Early revision is typically done between weeks one and three.
There was both asymmetric pulling and line asymmetry; since the original designs differed between the two sides, line asymmetry will remain after early revision.
Correcting the line asymmetry requires a separate later revision.
The focus of early revision is bringing the iris exposure into balance.
Waiting six months is an option, but at that point a full retraction repair becomes necessary — a much larger procedure.
Early revision of ptosis correction is aimed at releasing what was done in the original surgery.

One week after early revision. Iris exposure is well balanced. The medial design difference, however, is still visible.

Three months post-op.
At three months, the pulling from the original ptosis correction has eased and the crease asymmetry has improved.

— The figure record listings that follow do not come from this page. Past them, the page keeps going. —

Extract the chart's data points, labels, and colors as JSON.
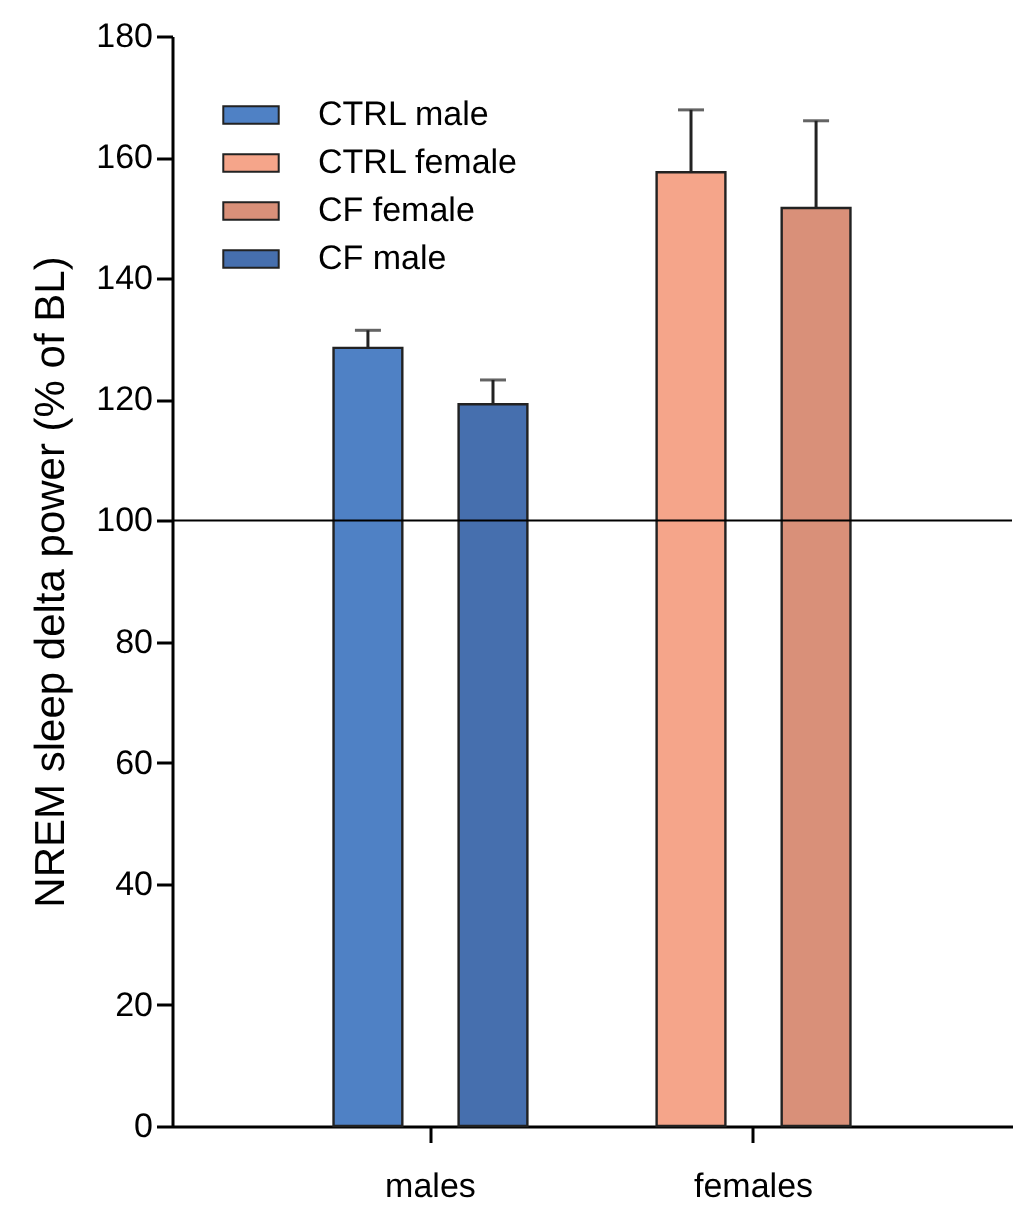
{
  "chart_data": {
    "type": "bar",
    "ylabel": "NREM sleep delta power (% of BL)",
    "categories": [
      "males",
      "females"
    ],
    "series": [
      {
        "name": "CTRL male",
        "color": "#4f81c5",
        "values": [
          128.5,
          null
        ],
        "errors": [
          [
            128.5,
            131.4
          ],
          null
        ]
      },
      {
        "name": "CTRL female",
        "color": "#f5a58a",
        "values": [
          null,
          157.5
        ],
        "errors": [
          null,
          [
            157.5,
            167.8
          ]
        ]
      },
      {
        "name": "CF female",
        "color": "#d99079",
        "values": [
          null,
          151.6
        ],
        "errors": [
          null,
          [
            151.6,
            166
          ]
        ]
      },
      {
        "name": "CF male",
        "color": "#466fae",
        "values": [
          119.2,
          null
        ],
        "errors": [
          [
            119.2,
            123.2
          ],
          null
        ]
      }
    ],
    "ylim": [
      0,
      180
    ],
    "yticks": [
      0,
      20,
      40,
      60,
      80,
      100,
      120,
      140,
      160,
      180
    ],
    "grid": false,
    "legend": "top left",
    "ref_lines": [
      {
        "axis": "y",
        "value": 100,
        "color": "#000000"
      }
    ]
  }
}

Closed-eye view shows the underlying design difference, but the softer fixation we converted to has made the two sides look closer.
Three-month closed-eye view. Patients usually don't come in at the three-month mark, but she returned because a fixation suture had surfaced and needed removal.
Internal fixation sutures from a crease procedure occasionally surface. Some patients tend to extrude foreign material; removing the suture causes no harm. These are medical-grade sutures and stay in place permanently as long as nothing irritates them. Removing one that has surfaced does not undo the crease. The arrow marks the small surfaced section.
With significant tissue already removed, we couldn't soften the fixation as much as we'd have liked, but we drew in surrounding tissue to flatten the area, and the result continues to fade nicely.
Eyelid scar improvement depends on how much native tissue remains. In revision cases without enough remaining tissue, the scar often cannot be improved. Whether revision improves a scar depends largely on the first surgery and the most recent one.